Yelp ratings’ prediction from comments - simple natural language processing (Bag-of-words, get rid of common words, TFIDF, inverse document frequency). 2018
SMS spam classifier - simple natural language processing, multinomial naive bayes (Irvine dataset).
handwritten digits (MNIST dataset) - TensorFlow and multi-layer perceptrons.
loan default prediction - Random forrest.
tumor malignant or benign - SVM (sklearn breast cancer dataset).
iris flower dataset - SVM (historical dataset from the 1930s).
can we distinguish between public and private universities - k-means.
recommendation systems - model-based classifier (using SVD) and memory-based classifier (cosine similarity).
SF salaries, e-commerce purchases, 911 calls - data analysis and visualization.
retrieve live stock information and technical analysis.

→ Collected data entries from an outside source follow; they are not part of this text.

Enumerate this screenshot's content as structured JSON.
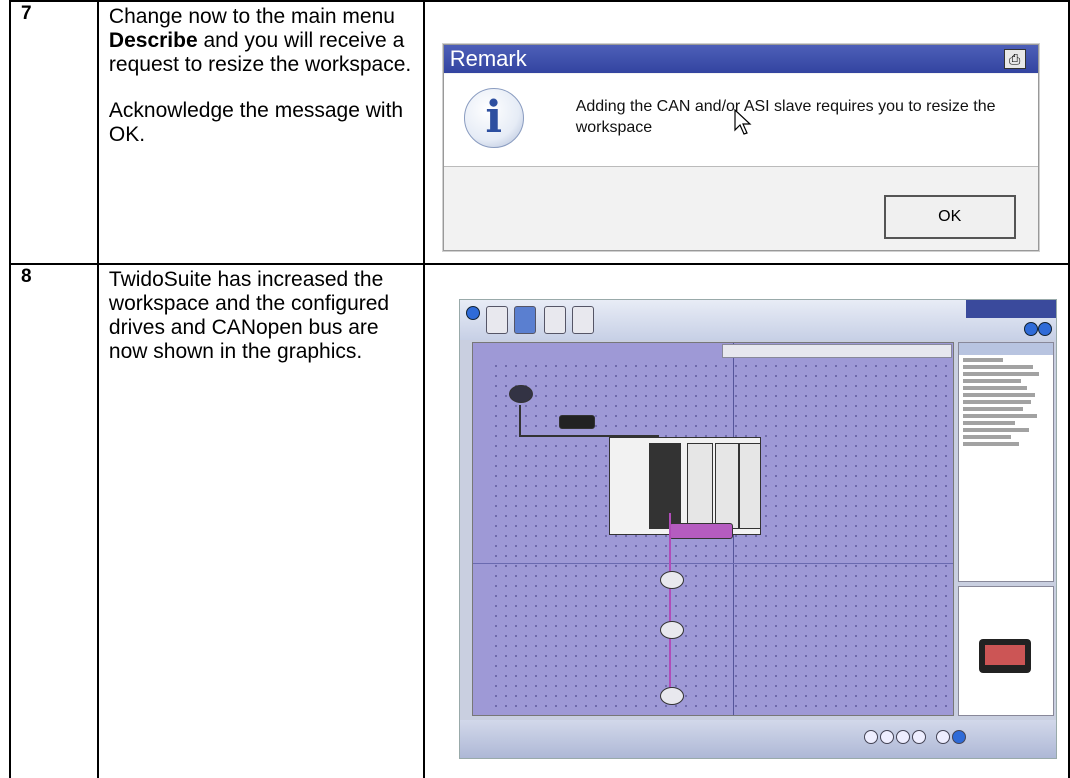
{
  "steps": [
    {
      "number": "7",
      "paragraphs": {
        "p1_before": "Change now to the main menu ",
        "p1_bold": "Describe",
        "p1_after": " and you will receive a request to resize the workspace.",
        "p2": "Acknowledge the message with OK."
      },
      "dialog": {
        "title": "Remark",
        "message": "Adding the CAN and/or ASI slave requires you to resize the workspace",
        "ok_label": "OK",
        "icons": [
          "info-icon",
          "print-icon",
          "mouse-cursor-icon"
        ]
      }
    },
    {
      "number": "8",
      "paragraphs": {
        "p1": "TwidoSuite has increased the workspace and the configured drives and CANopen bus are now shown in the graphics."
      }
    }
  ]
}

Matlab. When I followed Andrew Ng’s Stanford Machine Learning course, I did quite a few mini-projects that led me to write classic machine learning algorithms from first principle (algorithmics and matrix computations).

digits recognition - neural networks (we wrote the forward and backpropagation algorithms ourselves).
email spam classifier - simple natural language processing using stemming and bagging.
house price prediction - linear regression.
recommender systems for movie rating - collaborative filtering.
anomaly detection to spot failing servers on a network - typical example of unsupervised learning, here using a simple multivariate gaussian kernel
image compression - K-means and PCA.

PySpark

While I usually work with the AWS account of the company I work for (Redshift, S3, Mongo DB, SageMaker), I went through the process of opening my own AWS account, e.g. to play a bit with PySpark
Originally I discovered Spark through DataCamp and Jose Portilla’s intro courses. Mini-projects:
Flight delays prediction. I got familiarized with PySpark SQL-like queries to filter, merge and transform data. I then built a Sklearn-like pipeline on a simple logistic regression based on airplane age, air time, airline and destination airport.
Predicting click through rate, and how this example of dataset can benefit from online learning (continuous data set making a machine learning algorithm continuously adapt), and how non-online algorithms need to be adapted with stochastic gradient descent / mini-batch gradient descent, and parallelised using map reduce.